Longa duração na Copa HB20

Foto: Rodrigo Aguiar Ruiz

A Hyundai Copa HB20 teve um início de trajetória de gala em Campo Grande, um mês atrás, e em sua primeira temporada está prestes a lançar um campeonato paralelo com provas de longa duração.

CASCAVEL – Pouca gente acreditou que sairia do papel no prazo prometido. Eu, mesmo, cheguei a duvidar, a vinte dias da primeira largada. Não é feio admitir um palpite errado. Mas a Hyundai Copa HB20 não só aconteceu como teve um nascimento sólido e bem aceito pela comunidade do automobilismo, e nessa lista incluam-se os que estavam perto ou participando e também os que estavam acompanhando de longe. A quem possa interessar, o conteúdo da transmissão da primeira etapa, disputada em Campo Grande, pode ser vista nesse link aqui.

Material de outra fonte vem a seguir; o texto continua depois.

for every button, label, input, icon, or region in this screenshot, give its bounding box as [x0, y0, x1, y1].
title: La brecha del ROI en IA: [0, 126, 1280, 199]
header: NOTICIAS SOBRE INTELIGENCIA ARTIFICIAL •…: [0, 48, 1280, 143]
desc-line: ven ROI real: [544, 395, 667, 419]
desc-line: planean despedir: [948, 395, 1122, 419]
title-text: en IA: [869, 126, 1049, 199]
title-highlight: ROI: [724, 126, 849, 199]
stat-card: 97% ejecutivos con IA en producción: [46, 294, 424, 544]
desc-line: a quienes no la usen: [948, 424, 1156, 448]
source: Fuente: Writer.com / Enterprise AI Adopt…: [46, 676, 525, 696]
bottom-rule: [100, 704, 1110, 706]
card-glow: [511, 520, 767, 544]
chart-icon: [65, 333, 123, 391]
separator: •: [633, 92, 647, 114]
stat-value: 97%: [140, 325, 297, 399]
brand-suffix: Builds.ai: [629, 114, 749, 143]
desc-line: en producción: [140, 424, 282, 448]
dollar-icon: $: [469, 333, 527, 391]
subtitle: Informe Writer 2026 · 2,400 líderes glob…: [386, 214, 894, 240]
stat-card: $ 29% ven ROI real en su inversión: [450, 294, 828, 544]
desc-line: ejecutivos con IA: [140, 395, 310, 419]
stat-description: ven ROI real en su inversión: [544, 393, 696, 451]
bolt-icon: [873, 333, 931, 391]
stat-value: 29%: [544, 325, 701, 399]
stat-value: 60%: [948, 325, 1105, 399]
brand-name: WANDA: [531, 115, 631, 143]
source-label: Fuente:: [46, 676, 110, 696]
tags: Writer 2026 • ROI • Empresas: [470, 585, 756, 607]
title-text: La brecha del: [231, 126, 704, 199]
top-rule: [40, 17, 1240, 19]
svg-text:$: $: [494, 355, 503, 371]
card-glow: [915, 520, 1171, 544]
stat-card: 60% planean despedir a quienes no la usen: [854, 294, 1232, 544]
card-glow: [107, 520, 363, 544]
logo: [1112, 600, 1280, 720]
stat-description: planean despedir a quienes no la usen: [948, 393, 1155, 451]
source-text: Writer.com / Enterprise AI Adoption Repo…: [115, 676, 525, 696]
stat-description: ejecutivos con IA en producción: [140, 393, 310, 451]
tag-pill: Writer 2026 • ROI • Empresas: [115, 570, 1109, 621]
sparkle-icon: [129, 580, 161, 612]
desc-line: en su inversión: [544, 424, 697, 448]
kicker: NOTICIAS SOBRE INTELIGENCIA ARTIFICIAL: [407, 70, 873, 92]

Pois bem, a categoria teve um início positivo e, já nesta primeira temporada, prepara novidades que não estavam no roteiro. Além das oito etapas compostas por duas corridas curtas, de 30 minutos e mais uma volta, a Copa HB20 terá ainda em 2019 três provas de longa duração. Provas com três horas de duração, em que os pilotos do campeonato correrão ao lado de convidados. A coisa toda está em fase final de elaboração na mesa do Daniel Kelemen e será devidamente anunciada nos próximos dias.

Fosse eu o capitão dessa nau, as três etapas de longa duração da Copa HB20 aconteceriam em Guaporé, Cascavel e Piracicaba – abriria mão de narrar as corridas para delas participar. Como não sou, e não estou minimamente perto disso, dou meu palpite que essas etapas vão acontecer em Curitiba (ou Cascavel), Tarumã (ou Velopark) e Interlagos.

Foto: Rodrigo Aguiar Ruiz

Com pacote técnico uniforme e o mais baixo dos orçamentos entre os campeonatos brasileiros de automobilismo, a Hyundai Copa HB20 terá sua segunda etapa nos dias 1º e 2 de junho em Londrina.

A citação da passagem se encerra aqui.